Autor de uma novela sobre o caso, chamada Bankenterror, o suíço hoje se diz desapontado com os rumos do WikiLeaks. “Ele se desviou do objetivo inicial, em função da personalidade de Julian Assange”, diz.

Segundo Elmer, Assange tenta se converter numa espécie de senhor do universo, interferindo no processo político e em guerras empresariais. “O papel do site deveria ser o de divulgar informações de interesse público, e não o de projetar seu criador”, diz ele.

De cabelos claros, quase brancos, e pele pálida como um aço polido, o rosto de Assange é atualmente um dos mais conhecidos do mundo, desde que a Interpol o colocou na lista de procurados internacionais.

Viver foragido não é exatamente uma novidade para esse australiano de 39 anos, filho de pais que tinham uma companhia de teatro. Desde que criou o WikiLeaks, ele não tem o que pode ser chamado de um lar.

Assange viaja de país a país, fica em casas de pessoas que apoiam sua causa e com amigos dos amigos. “Tenho vivido nos aeroportos estes dias”, disse ele, em entrevista para a revista americana New Yorker, realizada na Islândia, em meados de 2010.
Sua organização não tem endereço fixo e os funcionários, milhares de voluntários, não são pagos. Pelo menos cinco deles se dedicam ao site em tempo integral.
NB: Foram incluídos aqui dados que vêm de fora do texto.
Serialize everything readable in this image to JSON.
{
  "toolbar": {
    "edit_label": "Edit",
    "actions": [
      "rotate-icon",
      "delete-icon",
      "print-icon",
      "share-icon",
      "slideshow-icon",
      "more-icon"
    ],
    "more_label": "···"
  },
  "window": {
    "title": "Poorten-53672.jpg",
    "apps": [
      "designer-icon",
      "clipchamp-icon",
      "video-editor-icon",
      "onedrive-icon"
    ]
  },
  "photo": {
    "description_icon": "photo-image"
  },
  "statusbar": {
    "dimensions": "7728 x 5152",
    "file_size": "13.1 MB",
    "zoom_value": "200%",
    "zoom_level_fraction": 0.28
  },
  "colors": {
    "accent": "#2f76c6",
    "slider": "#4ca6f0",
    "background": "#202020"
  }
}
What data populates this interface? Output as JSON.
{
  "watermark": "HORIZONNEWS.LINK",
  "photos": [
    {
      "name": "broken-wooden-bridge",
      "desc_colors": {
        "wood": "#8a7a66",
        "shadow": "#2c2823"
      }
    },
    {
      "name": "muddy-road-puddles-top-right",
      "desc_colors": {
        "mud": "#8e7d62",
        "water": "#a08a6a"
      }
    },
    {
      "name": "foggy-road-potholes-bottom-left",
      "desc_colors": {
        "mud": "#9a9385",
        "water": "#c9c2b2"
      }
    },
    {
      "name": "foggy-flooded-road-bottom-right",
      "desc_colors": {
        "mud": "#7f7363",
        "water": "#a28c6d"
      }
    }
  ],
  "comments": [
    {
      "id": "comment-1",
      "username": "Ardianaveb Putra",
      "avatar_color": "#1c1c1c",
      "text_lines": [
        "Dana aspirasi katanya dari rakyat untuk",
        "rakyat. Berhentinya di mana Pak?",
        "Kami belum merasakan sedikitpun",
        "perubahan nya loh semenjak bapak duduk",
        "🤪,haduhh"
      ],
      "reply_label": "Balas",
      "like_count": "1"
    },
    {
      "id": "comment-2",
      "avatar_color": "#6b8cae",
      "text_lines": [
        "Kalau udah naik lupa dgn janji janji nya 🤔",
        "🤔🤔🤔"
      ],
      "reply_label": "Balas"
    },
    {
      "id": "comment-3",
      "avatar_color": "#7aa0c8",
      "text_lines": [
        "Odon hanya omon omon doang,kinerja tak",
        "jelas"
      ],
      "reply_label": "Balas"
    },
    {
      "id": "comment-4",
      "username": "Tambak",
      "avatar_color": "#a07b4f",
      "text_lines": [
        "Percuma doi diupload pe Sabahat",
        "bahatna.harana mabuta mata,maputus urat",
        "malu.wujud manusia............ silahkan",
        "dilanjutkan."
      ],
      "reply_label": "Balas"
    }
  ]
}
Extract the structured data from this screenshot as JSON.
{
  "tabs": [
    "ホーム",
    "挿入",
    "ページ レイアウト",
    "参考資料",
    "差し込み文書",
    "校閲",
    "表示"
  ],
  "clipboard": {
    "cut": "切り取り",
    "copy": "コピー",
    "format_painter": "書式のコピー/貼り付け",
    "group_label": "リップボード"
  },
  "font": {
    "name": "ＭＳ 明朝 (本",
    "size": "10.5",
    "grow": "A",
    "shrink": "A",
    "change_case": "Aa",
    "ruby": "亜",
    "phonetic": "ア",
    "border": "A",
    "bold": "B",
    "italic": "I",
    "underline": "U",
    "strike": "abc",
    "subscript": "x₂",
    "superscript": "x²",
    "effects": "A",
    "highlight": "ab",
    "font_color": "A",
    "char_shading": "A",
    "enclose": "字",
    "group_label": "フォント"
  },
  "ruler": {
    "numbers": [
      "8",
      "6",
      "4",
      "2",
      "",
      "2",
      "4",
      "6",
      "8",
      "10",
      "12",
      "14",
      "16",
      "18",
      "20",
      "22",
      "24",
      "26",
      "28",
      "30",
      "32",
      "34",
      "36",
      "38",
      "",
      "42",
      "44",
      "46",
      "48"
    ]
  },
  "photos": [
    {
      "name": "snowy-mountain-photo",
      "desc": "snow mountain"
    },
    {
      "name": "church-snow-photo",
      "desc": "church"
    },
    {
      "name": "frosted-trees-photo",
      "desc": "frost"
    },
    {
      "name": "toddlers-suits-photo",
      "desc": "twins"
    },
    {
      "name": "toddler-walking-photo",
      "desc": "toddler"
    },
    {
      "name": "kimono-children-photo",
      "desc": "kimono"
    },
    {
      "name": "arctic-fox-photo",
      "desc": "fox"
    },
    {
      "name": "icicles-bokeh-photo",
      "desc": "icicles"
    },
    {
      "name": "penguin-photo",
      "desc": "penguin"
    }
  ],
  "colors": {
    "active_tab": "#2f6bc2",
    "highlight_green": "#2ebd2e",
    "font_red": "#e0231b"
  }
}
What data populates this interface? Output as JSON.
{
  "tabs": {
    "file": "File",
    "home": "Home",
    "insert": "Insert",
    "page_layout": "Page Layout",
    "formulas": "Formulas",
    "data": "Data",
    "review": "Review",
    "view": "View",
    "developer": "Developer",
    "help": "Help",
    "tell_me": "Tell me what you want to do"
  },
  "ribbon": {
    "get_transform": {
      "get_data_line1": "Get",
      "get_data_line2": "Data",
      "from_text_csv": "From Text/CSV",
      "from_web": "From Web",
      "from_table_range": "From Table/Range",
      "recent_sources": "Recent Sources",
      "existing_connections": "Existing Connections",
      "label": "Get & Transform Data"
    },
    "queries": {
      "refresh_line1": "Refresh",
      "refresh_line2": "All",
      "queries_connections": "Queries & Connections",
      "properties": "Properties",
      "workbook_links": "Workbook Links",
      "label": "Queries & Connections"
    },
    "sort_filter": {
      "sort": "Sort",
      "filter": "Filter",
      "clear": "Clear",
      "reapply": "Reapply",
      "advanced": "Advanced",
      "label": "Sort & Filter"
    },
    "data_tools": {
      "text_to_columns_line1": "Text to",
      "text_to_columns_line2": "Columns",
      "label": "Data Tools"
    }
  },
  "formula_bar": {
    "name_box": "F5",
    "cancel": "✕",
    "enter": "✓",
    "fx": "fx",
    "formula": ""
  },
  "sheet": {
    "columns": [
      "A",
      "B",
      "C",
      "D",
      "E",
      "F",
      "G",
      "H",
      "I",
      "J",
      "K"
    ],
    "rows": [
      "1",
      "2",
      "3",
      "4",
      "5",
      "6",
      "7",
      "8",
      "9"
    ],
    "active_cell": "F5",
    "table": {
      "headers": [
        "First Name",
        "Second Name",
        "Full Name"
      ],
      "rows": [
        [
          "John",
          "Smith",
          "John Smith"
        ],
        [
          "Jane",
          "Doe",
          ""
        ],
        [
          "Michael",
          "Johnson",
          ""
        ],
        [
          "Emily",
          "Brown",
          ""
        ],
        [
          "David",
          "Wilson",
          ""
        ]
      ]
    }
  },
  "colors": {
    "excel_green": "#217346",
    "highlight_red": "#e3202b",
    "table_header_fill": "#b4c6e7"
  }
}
Mas os membros principais do WikiLeaks são conhecidos apenas pelas iniciais de seus nomes e se comunicam por meio de serviços online criptografados para garantir o sigilo das conversas. Dessa forma, evitam o não vazamento de informações confidenciais – exatamente o contrário do que fazem com governos e empresas.

Desde cedo, Assange mostrou habilidade com o mundo dos computadores. Ganhou sua primeira máquina com 13 anos. Aos 16 anos, já invadia redes de empresas ao redor do mundo. A primeira delas foi a canadense de equipamentos de redes Nortel.
 


Em seu país natal, foi considerado culpado em 31 invasões. Mas pagou uma pequena multa em dinheiro para se ver livre das acusações. Estudante de matemática e física na Universidade de Melbourne, Assange tem grande habilidade de falar sobre diversos temas.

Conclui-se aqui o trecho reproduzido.